# Play from EHD?



## jjlawyer (Dec 7, 2004)

Is it possible to play directly from the EHD, without first transferring?


----------



## TulsaOK (Feb 24, 2004)

Yes.


----------



## n0qcu (Mar 23, 2002)

NO, the 922 does not support anything other than transferring *to the internal drive *at this time. No playback from or transfers to the EHD.


----------



## jjlawyer (Dec 7, 2004)

How? When I press the dvr button, "my media" comes up. with all my recording on the 922. There is a drop down menu right next to the my media lable but the EHD is not in the menu as I would expect.
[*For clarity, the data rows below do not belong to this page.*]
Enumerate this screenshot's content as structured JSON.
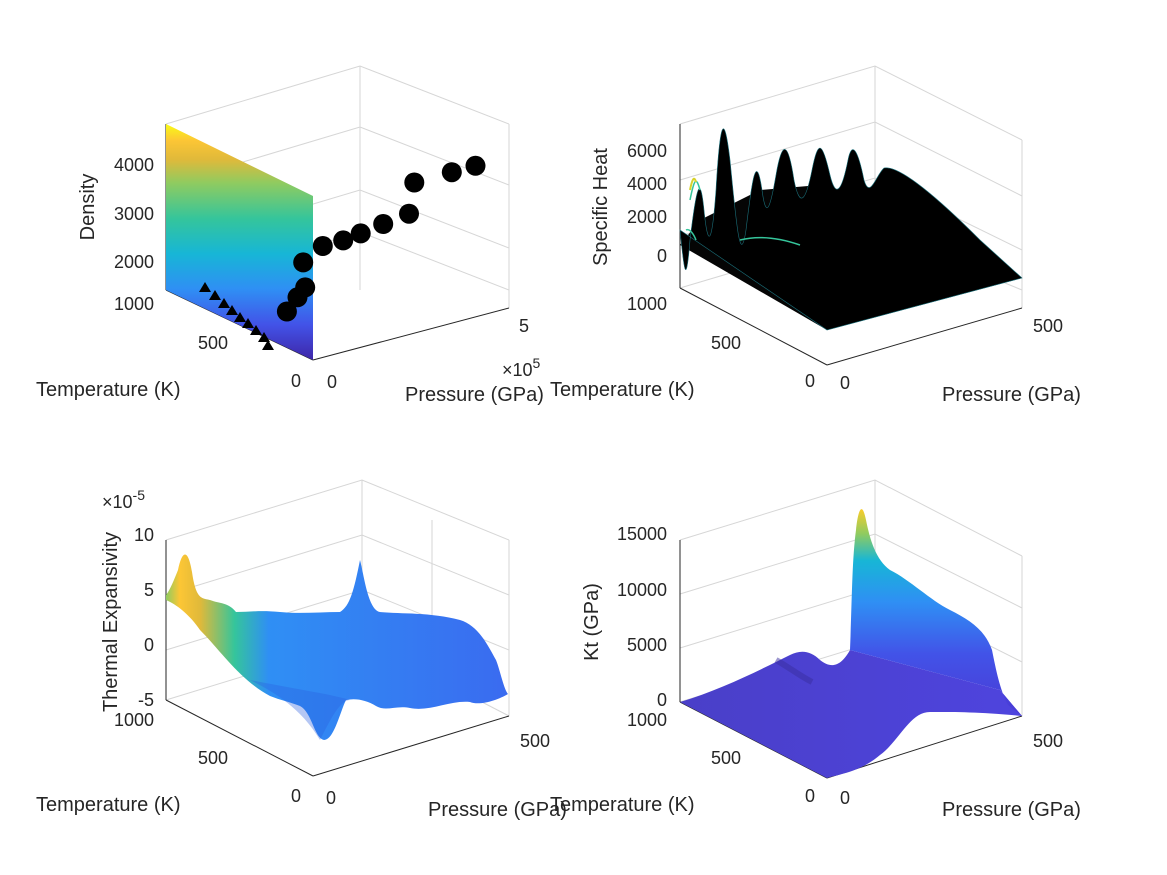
{
  "colors": {
    "axis": "#262626",
    "grid": "#d6d6d6",
    "colormap": [
      "#3e26a8",
      "#4253e8",
      "#2f8ff4",
      "#17b6d6",
      "#35c59b",
      "#8fcb60",
      "#e0b93a",
      "#fcc635",
      "#f9fb15"
    ],
    "markers": "#000000"
  },
  "chart_data": [
    {
      "id": "density",
      "type": "surface+scatter3d",
      "xlabel": "Pressure (GPa)",
      "ylabel": "Temperature (K)",
      "zlabel": "Density",
      "xticks": [
        "0",
        "5"
      ],
      "x_exponent": "×10",
      "x_exponent_power": "5",
      "yticks": [
        "0",
        "500"
      ],
      "zticks": [
        "1000",
        "2000",
        "3000",
        "4000"
      ],
      "xlim": [
        0,
        600000
      ],
      "ylim": [
        0,
        1000
      ],
      "zlim": [
        1000,
        5000
      ],
      "surface": {
        "description_free": true,
        "pressure": 0,
        "temperature": [
          0,
          1000
        ],
        "z_range": [
          1000,
          4900
        ],
        "colormap": "parula"
      },
      "scatter_points": [
        {
          "p": 10000,
          "t": 200,
          "z": 1600
        },
        {
          "p": 20000,
          "t": 150,
          "z": 1900
        },
        {
          "p": 30000,
          "t": 120,
          "z": 2100
        },
        {
          "p": 60000,
          "t": 200,
          "z": 2400
        },
        {
          "p": 120000,
          "t": 200,
          "z": 2600
        },
        {
          "p": 160000,
          "t": 150,
          "z": 2700
        },
        {
          "p": 200000,
          "t": 120,
          "z": 2800
        },
        {
          "p": 260000,
          "t": 100,
          "z": 2900
        },
        {
          "p": 330000,
          "t": 80,
          "z": 3000
        },
        {
          "p": 400000,
          "t": 200,
          "z": 3300
        },
        {
          "p": 470000,
          "t": 100,
          "z": 3500
        },
        {
          "p": 520000,
          "t": 50,
          "z": 3600
        }
      ]
    },
    {
      "id": "specific_heat",
      "type": "surface3d",
      "xlabel": "Pressure (GPa)",
      "ylabel": "Temperature (K)",
      "zlabel": "Specific Heat",
      "xticks": [
        "0",
        "500"
      ],
      "yticks": [
        "0",
        "500",
        "1000"
      ],
      "zticks": [
        "0",
        "2000",
        "4000",
        "6000"
      ],
      "xlim": [
        0,
        600
      ],
      "ylim": [
        0,
        1000
      ],
      "zlim": [
        -1000,
        7000
      ],
      "edgecolor": "#000000",
      "peak_value": 6900
    },
    {
      "id": "thermal_expansivity",
      "type": "surface3d",
      "xlabel": "Pressure (GPa)",
      "ylabel": "Temperature (K)",
      "zlabel": "Thermal Expansivity",
      "xticks": [
        "0",
        "500"
      ],
      "yticks": [
        "0",
        "500",
        "1000"
      ],
      "zticks": [
        "-5",
        "0",
        "5",
        "10"
      ],
      "z_exponent": "×10",
      "z_exponent_power": "-5",
      "xlim": [
        0,
        600
      ],
      "ylim": [
        0,
        1000
      ],
      "zlim": [
        -5e-05,
        0.0001
      ],
      "peak_value": 8e-05
    },
    {
      "id": "kt",
      "type": "surface3d",
      "xlabel": "Pressure (GPa)",
      "ylabel": "Temperature (K)",
      "zlabel": "Kt (GPa)",
      "xticks": [
        "0",
        "500"
      ],
      "yticks": [
        "0",
        "500",
        "1000"
      ],
      "zticks": [
        "0",
        "5000",
        "10000",
        "15000"
      ],
      "xlim": [
        0,
        600
      ],
      "ylim": [
        0,
        1000
      ],
      "zlim": [
        0,
        17000
      ],
      "peak_value": 17000
    }
  ]
}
The 922 does see the EHD when I press the menu button on the remote and scroll down to "my media transfer" icon.

BTW, advanced tech said you can only transfer but I didn't believe him.


----------



## olguy (Jan 9, 2006)

jjlawyer said:


> How? When I press the dvr button, "my media" comes up. with all my recording on the 922. There is a drop down menu right next to the my media lable but the EHD is not in the menu as I would expect. The 922 does see the EHD when I press the menu button on the remote and scroll down to "my media transfer" icon.
> 
> BTW, advanced tech said you can only transfer but I didn't believe him.


Click the My Media Transfer icon. On the upper left of that page you select the device to transfer from. Then your EHD recordings appear and you select the one(s) you want to transfer.


----------



## TulsaOK (Feb 24, 2004)

jjlawyer,
Sorry, didn't realize I was in a 922 forum.


----------



## Stewart Vernon (Jan 7, 2005)

Yeah, it's really screwy right now that you can only transfer to the 922 from an EHD. You can't play from one AND what's more, you can't transfer the recording back to the EHD! So if you transfer something that you want to watch prepare to keep it on your 922 until they activate the rest of the EHD support.


----------



## l8er (Jun 18, 2004)

Still can't play shows from external hard drive? (I found the option to transfer them to the internal drive).


----------



## olguy (Jan 9, 2006)

l8er said:


> Still can't play shows from external hard drive? (I found the option to transfer them to the internal drive).


That's the only option. But EHD will be fully supported soon


----------



## l8er (Jun 18, 2004)

I think the word is matted, framed and hanging in cubicles and offices throughout the Dish Network and Echostar organizations:

Soon


----------



## jjlawyer (Dec 7, 2004)

With S106, you can play directly from the EHD. FYI.


----------



## l8er (Jun 18, 2004)

jjlawyer said:


> With S106, you can play directly from the EHD. FYI.


 A day late and a dollar short for me.


----------



## TulsaOK (Feb 24, 2004)

jjlawyer said:


> With S106, you can play directly from the EHD. FYI.


So, I guess post #2 was an epiphany.


----------



## Stewart Vernon (Jan 7, 2005)

Kent Taylor said:


> So, I guess post #2 was an epiphany.


Do you mean prophecy?

I think an epiphany is when you suddenly realize something that is already true... which post #2 wasn't at that time


----------